G7 criticized for Covid bailouts with no ‘green conditions’ attached


The world’s major economies have allocated more than $ 189 billion in pandemic stimulus funds to support fossil fuels, despite government commitments to “build back greener” and reduce carbon emissions.

More than half of the $ 372 billion given by G7 countries for energy production and consumption activities from January 2020 to March this year was for coal, oil and gas, according to a Tearfund study, a development charity, supported by two independent think tanks.

Most of the money was handed over “unconditionally” with no demands on the companies receiving assistance to reduce their carbon footprint.

“The post-Covid economic recovery is a huge opportunity to accelerate the transition to a green economy,” said Rich Gower, senior partner at Tearfund. “At the moment, the G7 is not seizing this opportunity.”

The pandemic lifelines highlighted in the report included the German government’s € 9 billion bailout of Lufthansa airline and $ 10 billion in US government support to airports.

About $ 147 billion has been spent on clean energy projects, like a tax incentive in Italy to encourage people to make their homes more energy efficient.

The G7 countries account for around a quarter of global carbon emissions, although they only represent around 10% of the world’s population.

Governments have raised their green commitments this year ahead of the United Nations climate change conference, known as COP26, which takes place in Glasgow in November.

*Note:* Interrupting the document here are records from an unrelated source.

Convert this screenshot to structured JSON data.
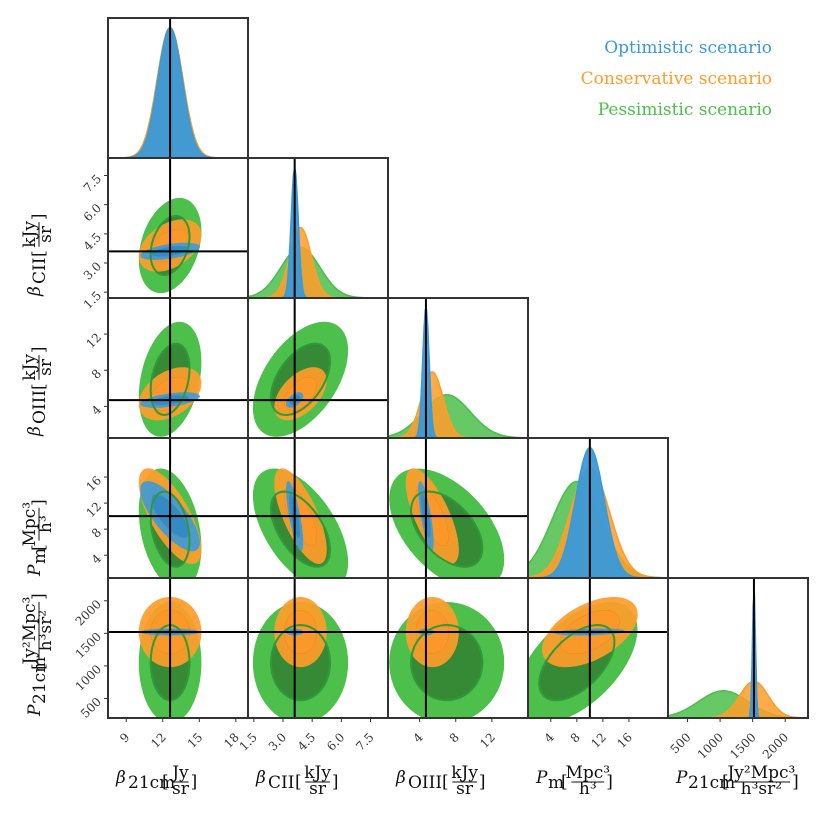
{
  "chart_data": {
    "type": "corner",
    "parameters": [
      {
        "key": "b21",
        "label": "β21cm",
        "unit": "Jy/sr",
        "truth": 12.6,
        "range": [
          7.5,
          19
        ],
        "ticks": [
          9,
          12,
          15,
          18
        ]
      },
      {
        "key": "bcii",
        "label": "βCII",
        "unit": "kJy/sr",
        "truth": 3.6,
        "range": [
          1.2,
          8.4
        ],
        "ticks": [
          1.5,
          3.0,
          4.5,
          6.0,
          7.5
        ]
      },
      {
        "key": "boiii",
        "label": "βOIII",
        "unit": "kJy/sr",
        "truth": 4.7,
        "range": [
          0.5,
          16
        ],
        "ticks": [
          4,
          8,
          12
        ]
      },
      {
        "key": "pm",
        "label": "Pm",
        "unit": "Mpc³/h³",
        "truth": 10,
        "range": [
          0.5,
          22
        ],
        "ticks": [
          4,
          8,
          12,
          16
        ]
      },
      {
        "key": "p21",
        "label": "P21cm",
        "unit": "Jy²Mpc³/(h³sr²)",
        "truth": 1520,
        "range": [
          200,
          2350
        ],
        "ticks": [
          500,
          1000,
          1500,
          2000
        ]
      }
    ],
    "tick_labels": {
      "b21": [
        "9",
        "12",
        "15",
        "18"
      ],
      "bcii": [
        "1.5",
        "3.0",
        "4.5",
        "6.0",
        "7.5"
      ],
      "boiii": [
        "4",
        "8",
        "12"
      ],
      "pm": [
        "4",
        "8",
        "12",
        "16"
      ],
      "p21": [
        "500",
        "1000",
        "1500",
        "2000"
      ]
    },
    "axis_labels": {
      "b21": {
        "sym": "β",
        "sub": "21cm",
        "num": "Jy",
        "den": "sr"
      },
      "bcii": {
        "sym": "β",
        "sub": "CII",
        "num": "kJy",
        "den": "sr"
      },
      "boiii": {
        "sym": "β",
        "sub": "OIII",
        "num": "kJy",
        "den": "sr"
      },
      "pm": {
        "sym": "P",
        "sub": "m",
        "num": "Mpc³",
        "den": "h³"
      },
      "p21": {
        "sym": "P",
        "sub": "21cm",
        "num": "Jy²Mpc³",
        "den": "h³sr²"
      }
    },
    "series": [
      {
        "name": "Optimistic scenario",
        "color": "#3a9ad9",
        "sigma": {
          "b21": 1.0,
          "bcii": 0.18,
          "boiii": 0.35,
          "pm": 2.2,
          "p21": 22
        },
        "mean": {
          "b21": 12.6,
          "bcii": 3.6,
          "boiii": 4.7,
          "pm": 10,
          "p21": 1520
        },
        "rho": {
          "b21-pm": -0.75,
          "bcii-pm": -0.75,
          "boiii-pm": -0.75,
          "b21-bcii": 0.5,
          "b21-boiii": 0.5,
          "bcii-boiii": 0.5,
          "pm-p21": 0.3
        }
      },
      {
        "name": "Conservative scenario",
        "color": "#ff9c2a",
        "sigma": {
          "b21": 1.05,
          "bcii": 0.55,
          "boiii": 1.2,
          "pm": 3.0,
          "p21": 220
        },
        "mean": {
          "b21": 12.6,
          "bcii": 3.9,
          "boiii": 5.4,
          "pm": 10,
          "p21": 1520
        },
        "rho": {
          "b21-pm": -0.7,
          "bcii-pm": -0.7,
          "boiii-pm": -0.7,
          "b21-bcii": 0.4,
          "b21-boiii": 0.4,
          "bcii-boiii": 0.5,
          "pm-p21": 0.5
        }
      },
      {
        "name": "Pessimistic scenario",
        "color": "#4cc04a",
        "sigma": {
          "b21": 1.05,
          "bcii": 1.0,
          "boiii": 2.6,
          "pm": 3.8,
          "p21": 380
        },
        "mean": {
          "b21": 12.6,
          "bcii": 3.9,
          "boiii": 7.0,
          "pm": 8.0,
          "p21": 1050
        },
        "rho": {
          "b21-pm": -0.3,
          "bcii-pm": -0.55,
          "boiii-pm": -0.5,
          "b21-bcii": 0.3,
          "b21-boiii": 0.3,
          "bcii-boiii": 0.5,
          "pm-p21": 0.55
        }
      }
    ],
    "legend": "top-right",
    "grid": false
  }
}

More ambitious emission reduction plans have come with promises to inject money into the development of new green jobs and industries.

Graph of public money commitments between January 2020 and March 2021 which shows that Japan and Canada are the only G7 countries to have supported clean energy before fossil fuels

In May, the G7 countries pledged to stop all new funding for overseas coal projects by the end of this year and to make “accelerated efforts” to limit global warming to 1.5 ° C compared to pre-industrial times.

However, Tearfund’s research has found that much of the recovery spending so far has been at odds with plans to embrace cleaner energy sources.

In a separate report released on Wednesday, the International Energy Agency said there had been an increase in approvals for coal-fired power plants in 2020, driven by projects in China and some other Asian countries.

Investments in the upstream oil and gas industry are expected to increase by around 8% this year, but remain below pre-crisis levels, the IEA added.

“Governments must move beyond emission reduction promises and take concrete steps to accelerate investments in clean energy solutions ready to market and promote innovation in early stage technologies,” said Fatih Birol, Executive Director of the AIE.

According to the Tearfund report, the governments of Australia, India, Korea and South Africa – the guests of the G7 summit – have all supported the expansion of coal production either financially or through measures. policies since January 2020.

The researchers recommended that the G7 adopt a “do no harm” principle for all spending, which should include attaching “green chains” to any support to fossil fuel-intensive sectors, and ending money. utilities for the production of coal, oil and gas.

The G7 should also use its influence to urge development banks to align their activities with limiting global warming to 1.5 ° C, according to the report.

“Every penny counts,” Gower said. Spending on dirty energy today “perpetuates fossil fuels into the future”.